Tue | Apr 23, 2019

When the music and the messenger collide

Published:Sunday | January 27, 2019 | 12:15 AMYasmine Peru/Senior Gleaner Writer
Buju Banton

A rite of passage for most persons entering the entertainment field as performers is a change of name or adoption of a moniker. They usually choose a name that embodies and enhances the message from the messenger. This stage name, depending on the degree of success, can become such a household name that many sometimes forget that the individuals had any other names.

Last week, retired professor of literary and cultural studies at The University of the West Indies, Dr Carolyn Cooper, courted controversy when, in defence of recently released-from-prison entertainer Buju Banton, she stated “… Buju Banton is not Mark Myrie. Buju is a performing artiste, who is celebrating his Long Walk to Freedom.
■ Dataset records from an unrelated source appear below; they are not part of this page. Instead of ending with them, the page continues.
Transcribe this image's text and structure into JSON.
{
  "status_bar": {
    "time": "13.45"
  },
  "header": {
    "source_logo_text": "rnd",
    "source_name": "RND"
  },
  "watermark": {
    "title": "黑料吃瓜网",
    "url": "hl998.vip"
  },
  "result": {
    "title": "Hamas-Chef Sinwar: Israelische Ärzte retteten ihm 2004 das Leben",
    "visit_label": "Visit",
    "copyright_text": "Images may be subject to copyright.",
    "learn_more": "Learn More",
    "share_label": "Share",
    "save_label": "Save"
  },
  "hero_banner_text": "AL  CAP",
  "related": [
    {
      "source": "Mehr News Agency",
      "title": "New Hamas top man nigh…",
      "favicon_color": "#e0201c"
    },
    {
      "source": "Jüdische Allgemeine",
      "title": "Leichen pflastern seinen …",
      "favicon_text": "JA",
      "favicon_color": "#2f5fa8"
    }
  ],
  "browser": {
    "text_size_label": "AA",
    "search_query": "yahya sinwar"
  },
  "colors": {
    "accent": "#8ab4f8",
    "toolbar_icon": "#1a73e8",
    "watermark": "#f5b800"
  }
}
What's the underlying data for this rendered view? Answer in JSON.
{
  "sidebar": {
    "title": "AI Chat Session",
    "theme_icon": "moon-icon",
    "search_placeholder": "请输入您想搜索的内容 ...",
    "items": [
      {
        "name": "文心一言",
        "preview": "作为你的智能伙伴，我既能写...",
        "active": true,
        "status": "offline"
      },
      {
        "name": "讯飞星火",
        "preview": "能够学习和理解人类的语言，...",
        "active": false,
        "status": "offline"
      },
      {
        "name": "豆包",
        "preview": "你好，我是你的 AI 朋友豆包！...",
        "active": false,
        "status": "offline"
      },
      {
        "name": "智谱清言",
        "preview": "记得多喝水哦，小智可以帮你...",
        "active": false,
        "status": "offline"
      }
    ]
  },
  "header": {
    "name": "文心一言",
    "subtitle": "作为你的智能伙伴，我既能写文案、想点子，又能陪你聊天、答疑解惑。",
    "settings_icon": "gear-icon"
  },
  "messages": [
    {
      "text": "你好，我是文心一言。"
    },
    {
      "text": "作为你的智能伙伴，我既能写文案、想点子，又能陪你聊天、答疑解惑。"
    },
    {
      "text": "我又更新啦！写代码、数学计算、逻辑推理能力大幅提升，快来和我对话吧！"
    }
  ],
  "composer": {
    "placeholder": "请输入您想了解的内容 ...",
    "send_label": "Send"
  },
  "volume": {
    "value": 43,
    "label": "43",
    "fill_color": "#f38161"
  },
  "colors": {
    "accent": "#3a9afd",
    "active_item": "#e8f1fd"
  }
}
Mark Myrie is a private citizen who has paid a terrible price for his error of judgement.”

Others, however, were quick to draw comparisons to other public figures who have enjoyed the cover of super alter egos, and have had run-ins with the law. Should they get a free pass? Among the names were: Adijah Palmer and Vybz Kartel; R Kelly and Robert Kelly, and Desmond Ballentine, aka Brother Desmond and Ninjaman.

Reggae artiste Tony Rebel was very direct with his response when asked if Patrick Barrett – the name his mother gave him at birth – was the same person as Tony Rebel. “Patrick Barrett is the engine, the source, the sustainer and the creator of Tony Rebel. If Tony Rebel is damaged, then Patrick Barrett, the caretaker and originator, is damaged as well,” he said.

However, Rebel understands that the artiste and the private citizen can embody two different persons, and that’s the reason why, as the promoter of a reggae festival which has conscious lyrics as its mandate, he doesn’t shy away from using hardcore dancehall artistes on the line-up. However, he promotes them on the event poster with their real names rather than their monikers.

‘Wonderful Youth’

He explained to The Sunday Gleaner, “The characteristics of a Bounty Killer wouldn’t fit in with Rebel Salute. However, when I speak with Rodney, he is a wonderful youth, the type who makes his late mother, Miss Ivy, proud. And it’s the same for Popcaan. I invited him to Salute to perform as André Sutherland, because André is the person who goes home to St Thomas every week to visit his mother and climbs trees and goes to the river, and that is the persona that fits Rebel Salute.”

Entertainment consultant Teddy Laidley, while not buying totally into Cooper’s logic, agrees with her that it is Buju Banton who performs on stage, not Mark Myrie. Laidley also points out that Buju, like all established artistes, is a brand. “I buy a concert ticket to watch Buju Banton perform, I spend my money on a Buju CD or T-shirt. Buju, Beenie, Bounty, Spice, R Kelly … they are all brands,” he said.

When asked if what the brand does affects the individual, Laidley described it as “tricky”. “Case in point: R. Kelly and Bill Cosby. People still love R Kelly and they love Dr Huxtable, despite the fact that R. Kelly is facing serious allegations of sexual abuse, and Cosby is now in prison for rape. Locally, we have had our own artistes who have been known ‘coke-heads’ but whose brand was not affected because they were still in high demand for concerts both in Jamaica and internationally. Admittedly, they didn’t go to prison, but their substance abuse was not held against them, and at least two were awarded national honours,” he said.

Laidley feels that the problem arises because some entertainers cannot fully separate the artiste from the person. “It’s their alter ego, and they have difficulty separating them, and there is inevitable drama when these two collide.” And then towering above all, enjoying life in a jail cell, is a now-dark-skinned murder convict known as Adijah Palmer, when almost every other week there is a new Vybz Kartel song maintaining top spots on local chats.

Dr Cooper told The Sunday Gleaner that it was,“unfortunate that we don’t acknowledge the fact that there is a difference between the persona (the performing artiste) and the person (the private citizen). The musician plays a role in the same way that the actor assumes an identity. And Junior Gong says this well in his song Affairs of the Heart ‘when the tour bus drop off and all light lock off and I’m a mere mortal again…’ The mere mortal is vulnerable while the star is invincible.”